Au milieu Betsy. Betsy...Betsy.
Démon, démon de cité, l'homme seul de Dieu.
Après ça, chute puis renaissance.
Maladroite, gauche, mais sur quatre roues en nuit-lampadaire.
Tout comme avant, la digestion de ces gravats et rixes interlopes en plus.
Juste ça. Un pied sur un corps désarticulé et une piètre tentative de suicide devant un canapé qui sert de pause avant l'endormissement.
Une enfant volée pantoise, plus heureuse que lui, plus libre aussi.
La scène du petit-déjeuner l'indiquera toujours : les yeux de l'enfance sont les bons.
Ce film reste à ce jour mon plus gros choc cinématographique, et je ne sais pas en parler.
Je ne sais qu'en dire, par-delà les images et les rues new-yorkaises sales et foisonnantes, je ne retiens qu'un homme. Celui à l'écran bien sûr, avec lequel j'ai longtemps cru faire corps avant de lâchement, mais progressivement, avec ce qu'il faut de pudeur, le laisser à lui si tristement seul - décidément -, dans son taxi.
Ce sont les séquelles de l'homme seul.
Le Viol par l'image.
Ce sont les séquelles de l'homme seul.
J'ai vu du rouge, un homme avec un casque moderne sur les oreilles lors que je marchais et j'ai aperçu Scorsese, T-Shirt noir et coude sur genou, attendant Miss Betsy s'effaçant pareille à toutes les femmes : belles et fugaces. À toutes les femmes qu'on accroche du regard pour les aimer puis les bien voir s'enfuir.
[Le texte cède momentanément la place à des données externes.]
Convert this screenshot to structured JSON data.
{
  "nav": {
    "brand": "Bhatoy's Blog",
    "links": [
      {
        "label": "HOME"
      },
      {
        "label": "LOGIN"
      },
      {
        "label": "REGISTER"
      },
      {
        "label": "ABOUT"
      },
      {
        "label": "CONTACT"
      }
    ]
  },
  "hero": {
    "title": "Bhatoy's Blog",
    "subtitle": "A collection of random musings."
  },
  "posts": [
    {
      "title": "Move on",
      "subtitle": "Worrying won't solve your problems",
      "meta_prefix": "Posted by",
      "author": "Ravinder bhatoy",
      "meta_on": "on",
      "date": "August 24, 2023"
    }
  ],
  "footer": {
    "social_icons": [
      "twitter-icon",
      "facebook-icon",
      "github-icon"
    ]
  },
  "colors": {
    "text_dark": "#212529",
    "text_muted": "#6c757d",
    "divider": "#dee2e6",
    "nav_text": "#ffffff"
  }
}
Plus tard j'ai aussi vu Paul Schrader, après le film puis pendant le film, même dedans le film, à travers le film, oui, à travers le film.
J'ai vu ces trois gentilshommes sourirent de ce qu'ils tournaient tous, entre eux entre hommes.
Et d'entre toutes ces lignes j'ai voulu faire le malin, pour me cacher de moi-même et du monstre froid mais mélodieux de la mélancolie, celle qu'on ressent tous ; pour moi c'est l'Attrape-coeurs et puis Satie.
C'est terminé.
Chaque fois que je voudrai me cacher, l'expiation de Travis viendra m'épauler.
C'est ça que je vais garder ; non pas que je garde, mais que je vais garder : car ce mouvement, ses insomnies, mes fragments d'âme qui se sont colorisés au fil de la pellicule (très snob « pellicule », hm...), tout ça ce n'est rien. Rien qu'un passage, juste une phase.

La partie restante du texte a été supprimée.